Halles Thalia-Theater wird zum lebendigen Kreativort für junge Künstler
Hans-Jürgen ZirmeHalles Thalia-Theater wird zum lebendigen Kreativort für junge Künstler
Die Stadt Halle (Saale) verwandelt das ehemalige Thalia-Theater in einen lebendigen Kulturort. Unterstützung erhält das Projekt aus dem Bundesprogramm Übermorgen – Neue Modelle für Kultureinrichtungen der Kulturstiftung des Bundes. Der Standort gilt bereits als zentraler Bestandteil des kulturellen Viertels der Stadt.
Dr. Judith Marquardt, Beigeordnete für Kultur und Sport, betonte die wachsende Bedeutung des Theaters für Halle. Die Stadt beabsichtigt nun, in der zweiten Phase des Programms bis zu 600.000 Euro zu beantragen, um das Gelände weiterzuentwickeln.
Ab September 2026 startet ein Pilotprojekt, das jungen Menschen ermöglicht, den Ort mit eigenen Ideen zu gestalten. Ein Young Future Team wird die Räumlichkeiten vorbereiten und Beobachtungen dokumentieren, um die künftige Ausrichtung zu begleiten. Zudem wird TOOH das Theater jeweils sechs Monate im Jahr nutzen und bis 2028 Projekte aus verschiedenen künstlerischen Disziplinen ausrichten.

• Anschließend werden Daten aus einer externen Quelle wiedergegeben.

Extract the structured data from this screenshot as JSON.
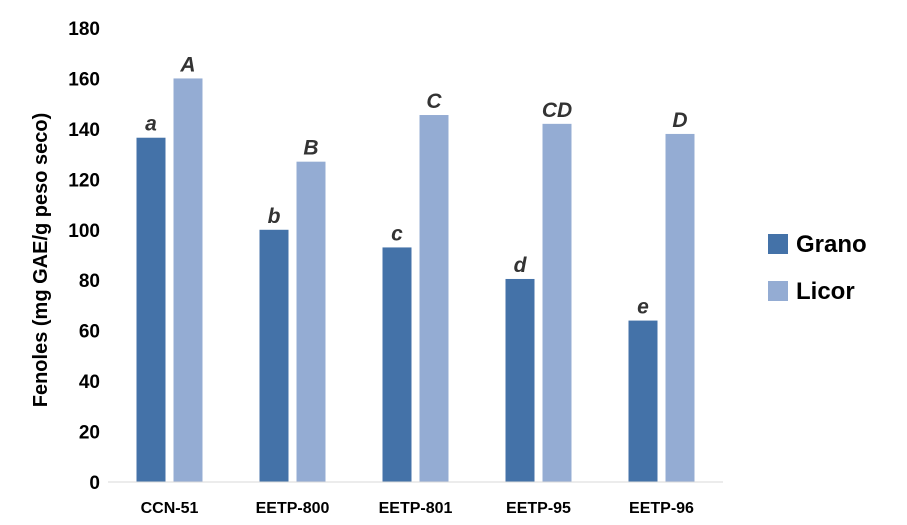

Die Stadt strebt eine engere Zusammenarbeit mit TOOH, den Freien Spielstätten Halle e.V. und der freien Kunstszene an. Oberbürgermeister Dr. Alexander Vogt unterstrich, dass der Ort vor allem jungen Menschen als Experimentier- und Kreativraum erhalten bleiben solle.
Das ehemalige Thalia-Theater wird weiterhin ein zentraler Anlaufpunkt für die freie Kunstszene in Halle sein. Es bleibt ein Ort für junge Menschen und weitere kommunale Kulturprojekte. Die Pläne der Stadt sichern die Offenheit des Raums für Innovation und Kooperation.